Pur convenendo con l’impostazione che la liberazione dall’obbligo di contribuire alle spese costituisce pur sempre un effetto e non la causa di queste fattispecie abdicative, quel che connota le stesse è l’interesse rilevante di altri soggetti (il comproprietario, il concedente, il proprietario del fondo dominante), i quali sono investiti a loro volta di un autonomo diritto reale ad utilizzare il medesimo bene.

Le fattispecie di abbandono liberatorio, quindi, perseguono una funzione liberatoria correlata a obbligazioni propter rem e sono qualitativamente diverse dalla rinuncia alla piena proprietà esclusiva, che è puramente abdicativa.

I principi di diritto enunciati

Le Sezioni Unite, alla luce delle suddette argomentazioni, cristallizzano i seguenti principi di diritto.

Sull’ammissibilità della rinuncia abdicativa al diritto di proprietà immobiliare

1- La rinuncia alla proprietà immobiliare è atto unilaterale e non recettizio, la cui funzione tipica è soltanto quella di dismettere il diritto, in quanto modalità di esercizio e di attuazione della facoltà di disporre della cosa accordata dall’art. 832 cod. civ., realizzatrice dell’interesse patrimoniale del titolare protetto dalla relazione assoluta di attribuzione, producendosi ex lege l’effetto riflesso dell’acquisto dello Stato a titolo originario, in forza dell’art. 827 cod. civ., quale conseguenza della situazione di fatto della vacanza del bene. Ne discende che la rinuncia alla proprietà immobiliare espressa dal titolare ‹‹trova causa››, e quindi anche riscontro della meritevolezza dell’interesse perseguito, in sé stessa, e non nell’adesione di un «altro contraente».

Sul perimetro del sindacato giudiziale sull’atto

2. – Allorché la rinuncia alla proprietà immobiliare, atto di esercizio del potere di disposizione patrimoniale del proprietario funzionalmente diretto alla perdita del diritto, appaia, non di meno, animata da un «fine egoistico», non può comprendersi tra i possibili margini di intervento del giudice un rilievo di nullità virtuale per contrasto con il precetto dell’art. 42, secondo comma, Cost., o di nullità per illiceità della causa o del motivo: ciò sia perché le limitazioni della proprietà, preordinate ad assicurarne la funzione sociale, devono essere stabilite dal legislatore, sia perché non può ricavarsi dall’art. 42, secondo comma, Cost., un dovere di essere e di restare proprietario per «motivi di interesse generale».

Inoltre, esprimendo la rinuncia abdicativa alla proprietà di un immobile essenzialmente l’interesse negativo del proprietario a disfarsi delle titolarità del bene, non è configurabile un abuso di tale atto di esercizio della facoltà dominicale di disposizione diretto a concretizzare un interesse positivo diverso da quello che ne giustifica il riconoscimento e a raggiungere un risultato economico non meritato.

Conclusioni

La decisione delle Sezioni Unite rappresenta un intervento chiarificatore di portata sistemica: i principi di diritto enunciati forniscono un orientamento stabile per la prassi.
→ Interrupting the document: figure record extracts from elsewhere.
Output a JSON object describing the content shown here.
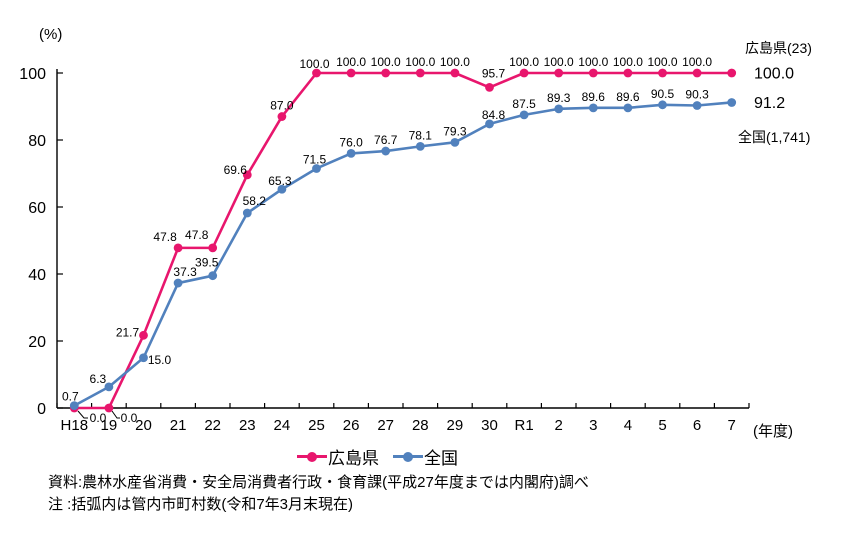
{
  "chart_data": {
    "type": "line",
    "y_unit_label": "(%)",
    "x_unit_label": "(年度)",
    "ylim": [
      0,
      100
    ],
    "yticks": [
      0,
      20,
      40,
      60,
      80,
      100
    ],
    "grid": false,
    "legend_position": "bottom",
    "categories": [
      "H18",
      "19",
      "20",
      "21",
      "22",
      "23",
      "24",
      "25",
      "26",
      "27",
      "28",
      "29",
      "30",
      "R1",
      "2",
      "3",
      "4",
      "5",
      "6",
      "7"
    ],
    "series": [
      {
        "name": "広島県",
        "annotation": "広島県(23)",
        "color": "#e8166d",
        "values": [
          0.0,
          0.0,
          21.7,
          47.8,
          47.8,
          69.6,
          87.0,
          100.0,
          100.0,
          100.0,
          100.0,
          100.0,
          95.7,
          100.0,
          100.0,
          100.0,
          100.0,
          100.0,
          100.0,
          100.0
        ]
      },
      {
        "name": "全国",
        "annotation": "全国(1,741)",
        "color": "#5181bd",
        "values": [
          0.7,
          6.3,
          15.0,
          37.3,
          39.5,
          58.2,
          65.3,
          71.5,
          76.0,
          76.7,
          78.1,
          79.3,
          84.8,
          87.5,
          89.3,
          89.6,
          89.6,
          90.5,
          90.3,
          91.2
        ]
      }
    ]
  },
  "notes": {
    "source_line": "資料:農林水産省消費・安全局消費者行政・食育課(平成27年度までは内閣府)調べ",
    "note_line": "注 :括弧内は管内市町村数(令和7年3月末現在)"
  }
}
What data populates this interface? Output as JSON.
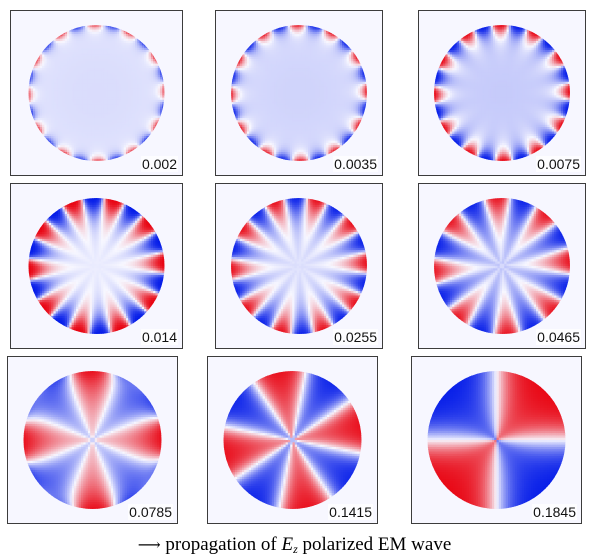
{
  "colors": {
    "positive": "#e8000e",
    "negative": "#0018e8",
    "background_tint": "#f7f7ff",
    "frame_border": "#3c3c3c"
  },
  "snapshots": [
    {
      "label": "0.002",
      "fields": [
        {
          "amp": 0.12,
          "dx": 0,
          "dy": 0,
          "gain": 1
        },
        {
          "nAng": 12,
          "phase": 0.3,
          "amp": 0.95,
          "depth": 0.045,
          "gain": 1
        }
      ]
    },
    {
      "label": "0.0035",
      "fields": [
        {
          "amp": 0.16,
          "dx": 0,
          "dy": 0,
          "gain": 1
        },
        {
          "nAng": 12,
          "phase": 0.3,
          "amp": 1,
          "depth": 0.06,
          "gain": 1.4
        }
      ]
    },
    {
      "label": "0.0075",
      "fields": [
        {
          "amp": 0.2,
          "dx": 0,
          "dy": 0,
          "gain": 1
        },
        {
          "nAng": 12,
          "phase": 0.3,
          "amp": 1,
          "depth": 0.09,
          "gain": 2
        }
      ]
    },
    {
      "label": "0.014",
      "fields": [
        {
          "amp": 0.05,
          "dx": 0,
          "dy": 0,
          "gain": 1
        },
        {
          "nAng": 10,
          "phase": 0.5,
          "amp": 1,
          "depth": 0.16,
          "gain": 2.5
        }
      ]
    },
    {
      "label": "0.0255",
      "fields": [
        {
          "amp": 0.1,
          "dx": 0,
          "dy": 0,
          "gain": 1
        },
        {
          "nAng": 10,
          "phase": 0.5,
          "amp": 0.85,
          "depth": 0.2,
          "gain": 2
        }
      ]
    },
    {
      "label": "0.0465",
      "fields": [
        {
          "amp": 0.18,
          "dx": -0.3,
          "dy": 0,
          "gain": 1
        },
        {
          "nAng": 8,
          "phase": 0.6,
          "amp": 0.8,
          "depth": 0.28,
          "gain": 2
        }
      ]
    },
    {
      "label": "0.0785",
      "fields": [
        {
          "nAng": 4,
          "phase": 0.0,
          "amp": 1,
          "depth": 0.5,
          "gain": 1.2
        },
        {
          "nAng": 8,
          "phase": 0.4,
          "amp": 0.25,
          "depth": 0.12,
          "gain": 2
        }
      ]
    },
    {
      "label": "0.1415",
      "fields": [
        {
          "nAng": 4,
          "phase": 0.8,
          "amp": 1,
          "depth": 0.7,
          "gain": 1.6
        }
      ]
    },
    {
      "label": "0.1845",
      "fields": [
        {
          "nAng": 2,
          "phase": 1.5708,
          "amp": 1,
          "depth": 0.8,
          "gain": 2
        }
      ]
    }
  ],
  "caption": {
    "arrow": "⟶",
    "prefix": " propagation of ",
    "symbol": "E",
    "subscript": "z",
    "suffix": " polarized EM wave"
  }
}
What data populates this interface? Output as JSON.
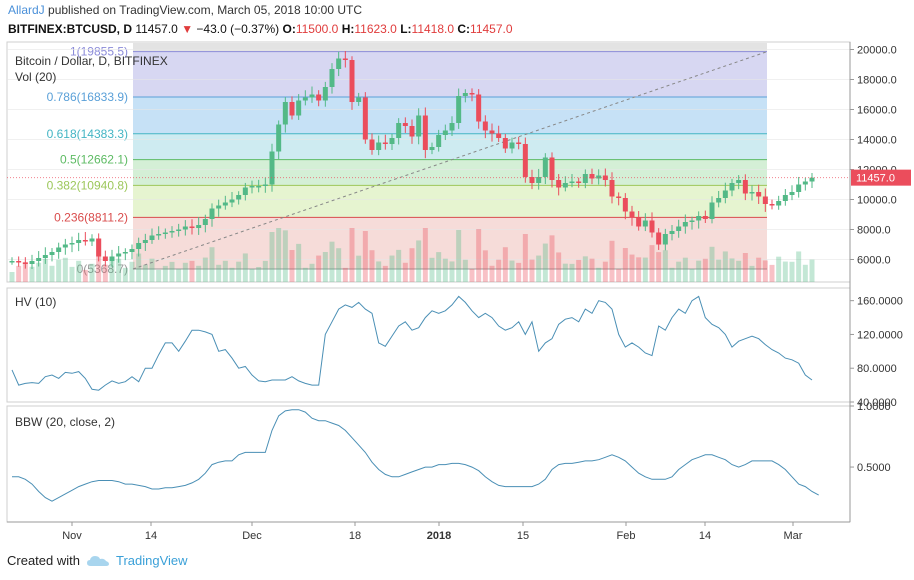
{
  "header": {
    "author": "AllardJ",
    "published_text": "published on TradingView.com, March 05, 2018 10:00 UTC",
    "symbol": "BITFINEX:BTCUSD, D",
    "last": "11457.0",
    "change": "−43.0 (−0.37%)",
    "open_label": "O:",
    "open": "11500.0",
    "high_label": "H:",
    "high": "11623.0",
    "low_label": "L:",
    "low": "11418.0",
    "close_label": "C:",
    "close": "11457.0"
  },
  "footer": {
    "created_with": "Created with",
    "brand": "TradingView"
  },
  "colors": {
    "up": "#53b987",
    "down": "#eb4d5c",
    "indicator": "#4a8fb5",
    "grid": "#e6e6e6"
  },
  "chart_data": [
    {
      "type": "candlestick",
      "title": "Bitcoin / Dollar, D, BITFINEX",
      "volume_label": "Vol (20)",
      "ylim": [
        4500,
        20500
      ],
      "y_ticks": [
        "20000.0",
        "18000.0",
        "16000.0",
        "14000.0",
        "12000.0",
        "10000.0",
        "8000.0",
        "6000.0"
      ],
      "last_price_label": "11457.0",
      "x_ticks": [
        "Nov",
        "14",
        "Dec",
        "18",
        "2018",
        "15",
        "Feb",
        "14",
        "Mar"
      ],
      "fib_levels": [
        {
          "label": "1(19855.5)",
          "value": 19855.5
        },
        {
          "label": "0.786(16833.9)",
          "value": 16833.9
        },
        {
          "label": "0.618(14383.3)",
          "value": 14383.3
        },
        {
          "label": "0.5(12662.1)",
          "value": 12662.1
        },
        {
          "label": "0.382(10940.8)",
          "value": 10940.8
        },
        {
          "label": "0.236(8811.2)",
          "value": 8811.2
        },
        {
          "label": "0(5368.7)",
          "value": 5368.7
        }
      ],
      "close_series": [
        5900,
        5800,
        5700,
        5900,
        6100,
        6300,
        6500,
        6800,
        7000,
        7100,
        7300,
        7200,
        7400,
        6200,
        5900,
        6200,
        6400,
        6500,
        6700,
        7100,
        7300,
        7600,
        7700,
        7800,
        7900,
        8000,
        8200,
        8100,
        8300,
        8700,
        9400,
        9600,
        9800,
        10000,
        10300,
        10800,
        10900,
        10900,
        11000,
        13200,
        15000,
        16500,
        15600,
        16600,
        16800,
        17000,
        16600,
        17500,
        18700,
        19400,
        19300,
        16500,
        16800,
        14000,
        13300,
        13800,
        13700,
        14100,
        15100,
        14900,
        14200,
        15600,
        13300,
        13500,
        14300,
        14600,
        15100,
        16900,
        17100,
        17000,
        15200,
        14600,
        14400,
        14100,
        13400,
        13800,
        13700,
        11500,
        11100,
        11500,
        12800,
        11300,
        10800,
        11100,
        11200,
        11100,
        11700,
        11400,
        11600,
        11300,
        10200,
        10100,
        9200,
        8800,
        8200,
        8600,
        7800,
        7000,
        7700,
        7900,
        8200,
        8500,
        8600,
        8900,
        8700,
        9800,
        10100,
        10600,
        11100,
        11300,
        10400,
        10500,
        10200,
        9700,
        9600,
        9900,
        10300,
        10500,
        11000,
        11200,
        11457
      ]
    },
    {
      "type": "line",
      "title": "HV (10)",
      "ylim": [
        40,
        175
      ],
      "y_ticks": [
        "160.0000",
        "120.0000",
        "80.0000",
        "40.0000"
      ],
      "values": [
        78,
        60,
        62,
        63,
        62,
        70,
        72,
        68,
        75,
        74,
        76,
        68,
        55,
        54,
        60,
        65,
        62,
        64,
        70,
        64,
        80,
        80,
        96,
        110,
        110,
        100,
        112,
        125,
        125,
        123,
        120,
        100,
        102,
        92,
        80,
        82,
        72,
        65,
        64,
        66,
        66,
        66,
        70,
        65,
        62,
        60,
        60,
        120,
        135,
        150,
        155,
        152,
        158,
        150,
        145,
        110,
        106,
        118,
        130,
        135,
        125,
        128,
        140,
        148,
        145,
        148,
        155,
        165,
        158,
        148,
        140,
        145,
        140,
        130,
        125,
        128,
        135,
        120,
        135,
        100,
        110,
        115,
        132,
        138,
        140,
        135,
        150,
        145,
        160,
        158,
        150,
        120,
        105,
        110,
        105,
        98,
        95,
        130,
        125,
        140,
        150,
        145,
        160,
        165,
        140,
        132,
        128,
        120,
        105,
        112,
        115,
        118,
        115,
        108,
        102,
        98,
        92,
        90,
        86,
        72,
        66
      ]
    },
    {
      "type": "line",
      "title": "BBW (20, close, 2)",
      "ylim": [
        0.05,
        1.0
      ],
      "y_ticks": [
        "1.0000",
        "0.5000"
      ],
      "values": [
        0.42,
        0.42,
        0.4,
        0.36,
        0.3,
        0.25,
        0.22,
        0.25,
        0.28,
        0.31,
        0.34,
        0.36,
        0.38,
        0.39,
        0.39,
        0.39,
        0.38,
        0.36,
        0.36,
        0.35,
        0.34,
        0.32,
        0.32,
        0.33,
        0.33,
        0.34,
        0.35,
        0.37,
        0.4,
        0.45,
        0.52,
        0.54,
        0.55,
        0.55,
        0.6,
        0.62,
        0.62,
        0.62,
        0.62,
        0.8,
        0.92,
        0.96,
        0.97,
        0.97,
        0.95,
        0.9,
        0.88,
        0.88,
        0.86,
        0.84,
        0.8,
        0.74,
        0.68,
        0.62,
        0.54,
        0.48,
        0.44,
        0.42,
        0.42,
        0.44,
        0.46,
        0.48,
        0.5,
        0.5,
        0.52,
        0.52,
        0.53,
        0.53,
        0.52,
        0.5,
        0.47,
        0.42,
        0.38,
        0.35,
        0.34,
        0.34,
        0.34,
        0.34,
        0.34,
        0.36,
        0.4,
        0.48,
        0.52,
        0.53,
        0.53,
        0.54,
        0.55,
        0.55,
        0.56,
        0.58,
        0.6,
        0.58,
        0.55,
        0.5,
        0.45,
        0.42,
        0.4,
        0.4,
        0.4,
        0.42,
        0.48,
        0.52,
        0.56,
        0.58,
        0.6,
        0.6,
        0.58,
        0.56,
        0.52,
        0.5,
        0.52,
        0.55,
        0.55,
        0.55,
        0.55,
        0.52,
        0.48,
        0.42,
        0.36,
        0.34,
        0.3,
        0.27
      ]
    }
  ]
}
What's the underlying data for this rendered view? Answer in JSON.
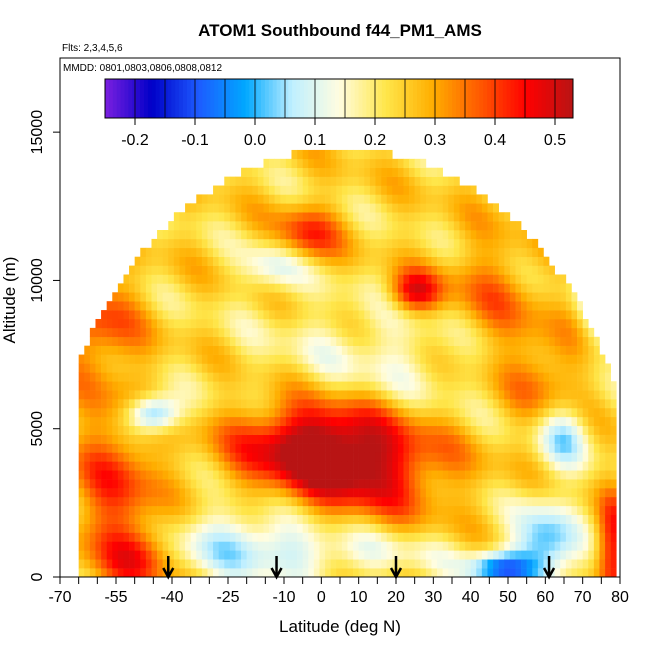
{
  "chart_data": {
    "type": "heatmap",
    "title": "ATOM1 Southbound f44_PM1_AMS",
    "subtitle_flights": "Flts: 2,3,4,5,6",
    "subtitle_dates": "MMDD: 0801,0803,0806,0808,0812",
    "xlabel": "Latitude (deg N)",
    "ylabel": "Altitude (m)",
    "xlim": [
      -70,
      80
    ],
    "ylim": [
      0,
      17500
    ],
    "x_ticks_major": [
      -70,
      -55,
      -40,
      -25,
      -10,
      0,
      10,
      20,
      30,
      40,
      50,
      60,
      70,
      80
    ],
    "x_tick_labels": [
      "-70",
      "-55",
      "-40",
      "-25",
      "-10",
      "0",
      "10",
      "20",
      "30",
      "40",
      "50",
      "60",
      "70",
      "80"
    ],
    "y_ticks": [
      0,
      5000,
      10000,
      15000
    ],
    "y_tick_labels": [
      "0",
      "5000",
      "10000",
      "15000"
    ],
    "colorbar": {
      "min": -0.25,
      "max": 0.53,
      "ticks": [
        -0.2,
        -0.1,
        0.0,
        0.1,
        0.2,
        0.3,
        0.4,
        0.5
      ],
      "tick_labels": [
        "-0.2",
        "-0.1",
        "0.0",
        "0.1",
        "0.2",
        "0.3",
        "0.4",
        "0.5"
      ],
      "colors": [
        "#7b1fe0",
        "#0000c8",
        "#1d5bff",
        "#00a8ff",
        "#bfefff",
        "#fffde0",
        "#ffe64a",
        "#ffae00",
        "#ff5a00",
        "#ff0000",
        "#b81414"
      ]
    },
    "profile_arrows_lat": [
      -41,
      -12,
      20,
      61
    ],
    "data_extent": {
      "lat_min": -65,
      "lat_max": 79,
      "alt_max": 13500
    },
    "field_features": [
      {
        "lat": 10,
        "alt": 3800,
        "value": 0.5,
        "lat_sigma": 16,
        "alt_sigma": 1300
      },
      {
        "lat": -5,
        "alt": 4500,
        "value": 0.45,
        "lat_sigma": 14,
        "alt_sigma": 1000
      },
      {
        "lat": -55,
        "alt": 3000,
        "value": 0.4,
        "lat_sigma": 8,
        "alt_sigma": 2200
      },
      {
        "lat": -60,
        "alt": 8500,
        "value": 0.38,
        "lat_sigma": 8,
        "alt_sigma": 1200
      },
      {
        "lat": -48,
        "alt": 700,
        "value": 0.4,
        "lat_sigma": 6,
        "alt_sigma": 800
      },
      {
        "lat": 25,
        "alt": 9600,
        "value": 0.48,
        "lat_sigma": 5,
        "alt_sigma": 500
      },
      {
        "lat": -4,
        "alt": 11500,
        "value": 0.42,
        "lat_sigma": 6,
        "alt_sigma": 700
      },
      {
        "lat": 45,
        "alt": 9200,
        "value": 0.36,
        "lat_sigma": 10,
        "alt_sigma": 1500
      },
      {
        "lat": 60,
        "alt": 6800,
        "value": 0.36,
        "lat_sigma": 8,
        "alt_sigma": 1200
      },
      {
        "lat": 78,
        "alt": 1000,
        "value": 0.45,
        "lat_sigma": 3,
        "alt_sigma": 1200
      },
      {
        "lat": -45,
        "alt": 5500,
        "value": -0.05,
        "lat_sigma": 5,
        "alt_sigma": 450
      },
      {
        "lat": 60,
        "alt": 1000,
        "value": 0.0,
        "lat_sigma": 6,
        "alt_sigma": 1100
      },
      {
        "lat": 48,
        "alt": 300,
        "value": -0.05,
        "lat_sigma": 6,
        "alt_sigma": 400
      },
      {
        "lat": -20,
        "alt": 1200,
        "value": 0.08,
        "lat_sigma": 16,
        "alt_sigma": 900
      },
      {
        "lat": 10,
        "alt": 800,
        "value": 0.15,
        "lat_sigma": 20,
        "alt_sigma": 600
      },
      {
        "lat": 65,
        "alt": 4800,
        "value": 0.06,
        "lat_sigma": 5,
        "alt_sigma": 800
      },
      {
        "lat": 75,
        "alt": 9500,
        "value": 0.04,
        "lat_sigma": 4,
        "alt_sigma": 1200
      },
      {
        "lat": -12,
        "alt": 10500,
        "value": 0.1,
        "lat_sigma": 6,
        "alt_sigma": 600
      },
      {
        "lat": 20,
        "alt": 7500,
        "value": 0.15,
        "lat_sigma": 25,
        "alt_sigma": 1500
      }
    ],
    "background_value": 0.24
  }
}
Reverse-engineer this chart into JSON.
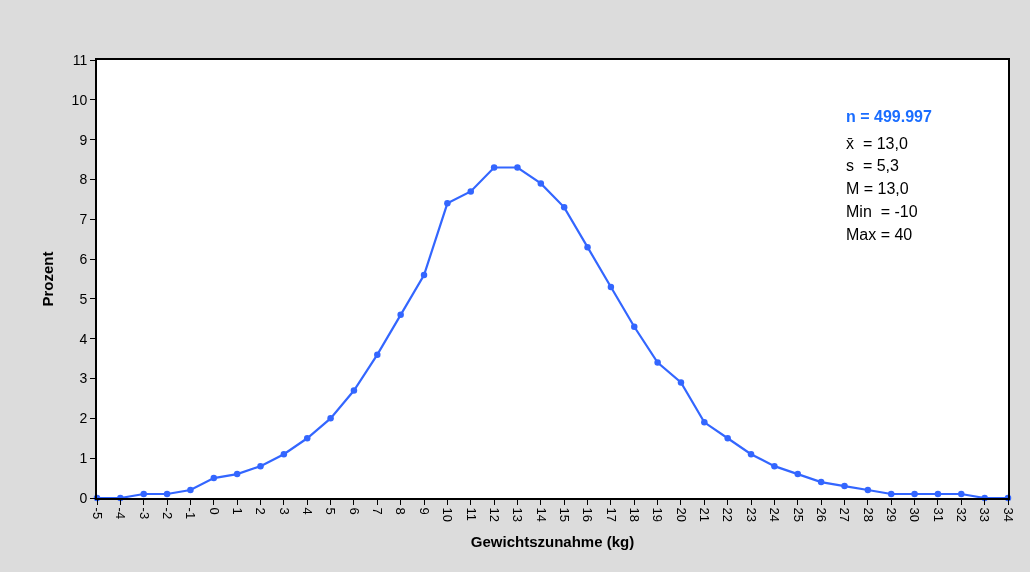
{
  "chart_data": {
    "type": "line",
    "xlabel": "Gewichtszunahme (kg)",
    "ylabel": "Prozent",
    "x": [
      -5,
      -4,
      -3,
      -2,
      -1,
      0,
      1,
      2,
      3,
      4,
      5,
      6,
      7,
      8,
      9,
      10,
      11,
      12,
      13,
      14,
      15,
      16,
      17,
      18,
      19,
      20,
      21,
      22,
      23,
      24,
      25,
      26,
      27,
      28,
      29,
      30,
      31,
      32,
      33,
      34
    ],
    "series": [
      {
        "color": "#3366ff",
        "values": [
          0,
          0,
          0.1,
          0.1,
          0.2,
          0.5,
          0.6,
          0.8,
          1.1,
          1.5,
          2.0,
          2.7,
          3.6,
          4.6,
          5.6,
          7.4,
          7.7,
          8.3,
          8.3,
          7.9,
          7.3,
          6.3,
          5.3,
          4.3,
          3.4,
          2.9,
          1.9,
          1.5,
          1.1,
          0.8,
          0.6,
          0.4,
          0.3,
          0.2,
          0.1,
          0.1,
          0.1,
          0.1,
          0,
          0
        ]
      }
    ],
    "xlim": [
      -5,
      34
    ],
    "xticks": [
      -5,
      -4,
      -3,
      -2,
      -1,
      0,
      1,
      2,
      3,
      4,
      5,
      6,
      7,
      8,
      9,
      10,
      11,
      12,
      13,
      14,
      15,
      16,
      17,
      18,
      19,
      20,
      21,
      22,
      23,
      24,
      25,
      26,
      27,
      28,
      29,
      30,
      31,
      32,
      33,
      34
    ],
    "ylim": [
      0,
      11
    ],
    "yticks": [
      0,
      1,
      2,
      3,
      4,
      5,
      6,
      7,
      8,
      9,
      10,
      11
    ],
    "marker": "circle",
    "line_style": "solid",
    "legend": false,
    "annotations": [
      "n = 499.997",
      "x̄  = 13,0",
      "s  = 5,3",
      "M = 13,0",
      "Min  = -10",
      "Max = 40"
    ]
  }
}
Il titolare di un immobile, quindi, può rinunciare al diritto di proprietà anche per finalità esclusivamente personali, come sottrarsi, ad esempio, agli oneri di manutenzione, in quanto tale facoltà rientra nel contenuto del diritto dominicale ex art. 832 c.c.

La rinuncia abdicativa, quale atto di esercizio del potere di disposizione, non è suscettibile di essere dichiarata nulla, da parte del giudice, per illiceità della causa o del motivo, o per contrasto con l’art. 42, secondo comma, Cost., neppure quando mossa da un “fine egoistico”: le limitazioni della proprietà, preordinate ad assicurarne la funzione sociale, possono essere stabilite solo dal legislatore.